Griffin rolled out of bed and padded to the dressing room where he poured a glass of water for her. He wet a flannel as well, wrung it out, and carried it and the water back to the bed. He debated the best approach, then decided to cool her flushed skin with the damp flannel first. She murmured something that might have been a protest as he gently wiped her brow, but she also turned her face to the cool relief he provided. He went on as he was, carefully placing it against her cheeks, her upper lip, and finally her throat.
When he was done, he slid one arm under her back and lifted her enough so she could take the water without choking. As soon as he pressed the rim of the glass to her lips she began to sip. It was when she stopped, coughed, and pushed his hand away that he knew she was awake at last.
“What are you doing?” she asked, suspiciously eyeing the glass in his hand. “Do you mean to drown me in my sleep?”
Griffin set the glass aside. “I think we can agree that tossing you in the Thames would be a more effective method.” He crawled over her, straightened the covers, and made himself comfortable on what he thought of now as his side of the bed. “You had a nightmare.”
“I did?”
“Mmm.” He punched his pillow, set it against the headboard, and leaned back. “You don’t remember?”
“I don’t dream,” she said. “I never do.”
“Not true.

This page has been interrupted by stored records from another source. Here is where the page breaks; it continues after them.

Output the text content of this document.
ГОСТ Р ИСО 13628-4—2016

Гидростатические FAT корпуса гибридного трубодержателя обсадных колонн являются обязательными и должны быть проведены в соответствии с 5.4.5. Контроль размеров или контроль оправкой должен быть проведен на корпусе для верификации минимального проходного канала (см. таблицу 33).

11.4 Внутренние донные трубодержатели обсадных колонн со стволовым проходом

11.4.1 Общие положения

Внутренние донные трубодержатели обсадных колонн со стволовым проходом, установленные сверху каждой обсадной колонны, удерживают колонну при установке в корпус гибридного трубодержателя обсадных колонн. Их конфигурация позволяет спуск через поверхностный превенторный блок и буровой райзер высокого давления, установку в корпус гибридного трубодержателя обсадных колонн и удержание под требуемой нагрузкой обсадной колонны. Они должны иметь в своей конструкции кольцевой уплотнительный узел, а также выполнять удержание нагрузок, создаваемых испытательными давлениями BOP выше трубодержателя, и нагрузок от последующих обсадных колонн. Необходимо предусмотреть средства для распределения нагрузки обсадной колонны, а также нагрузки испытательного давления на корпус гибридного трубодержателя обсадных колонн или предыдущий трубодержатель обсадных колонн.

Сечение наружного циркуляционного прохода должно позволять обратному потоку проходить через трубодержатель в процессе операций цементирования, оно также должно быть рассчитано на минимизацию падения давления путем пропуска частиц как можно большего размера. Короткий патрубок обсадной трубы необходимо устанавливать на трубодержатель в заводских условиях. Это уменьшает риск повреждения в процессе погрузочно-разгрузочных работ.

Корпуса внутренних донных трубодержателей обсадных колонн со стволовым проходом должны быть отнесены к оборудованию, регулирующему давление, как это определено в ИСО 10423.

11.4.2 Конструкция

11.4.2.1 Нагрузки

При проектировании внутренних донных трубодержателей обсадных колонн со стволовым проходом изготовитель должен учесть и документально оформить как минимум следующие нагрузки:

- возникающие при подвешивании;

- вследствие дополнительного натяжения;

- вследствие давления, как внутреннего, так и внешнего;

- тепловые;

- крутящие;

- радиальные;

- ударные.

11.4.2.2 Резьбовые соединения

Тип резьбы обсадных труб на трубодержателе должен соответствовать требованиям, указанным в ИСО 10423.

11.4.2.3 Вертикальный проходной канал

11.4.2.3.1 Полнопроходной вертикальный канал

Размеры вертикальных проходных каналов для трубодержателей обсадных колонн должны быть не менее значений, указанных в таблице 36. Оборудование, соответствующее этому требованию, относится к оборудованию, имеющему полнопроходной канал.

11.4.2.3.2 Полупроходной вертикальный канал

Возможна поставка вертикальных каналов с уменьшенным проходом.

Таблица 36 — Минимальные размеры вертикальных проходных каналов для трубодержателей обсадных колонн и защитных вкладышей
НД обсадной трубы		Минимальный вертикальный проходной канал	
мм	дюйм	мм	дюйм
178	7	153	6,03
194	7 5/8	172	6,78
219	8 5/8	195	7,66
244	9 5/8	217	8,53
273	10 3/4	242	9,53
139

What you don’t seem to do is remember them.”
Olivia was cold. She didn’t know how Griffin could be sitting up in bed, his bare chest exposed above the turned-down blankets. She inched closer to the warmth that came from him and slipped her toes under his calf. He was in all ways better than a hot brick.
“Your feet are like icicles.” In spite of that, he didn’t try to escape them. He found her hands and gave them a quick rub. Her heartfelt sigh made him smile. “Do you recall even a little bit?”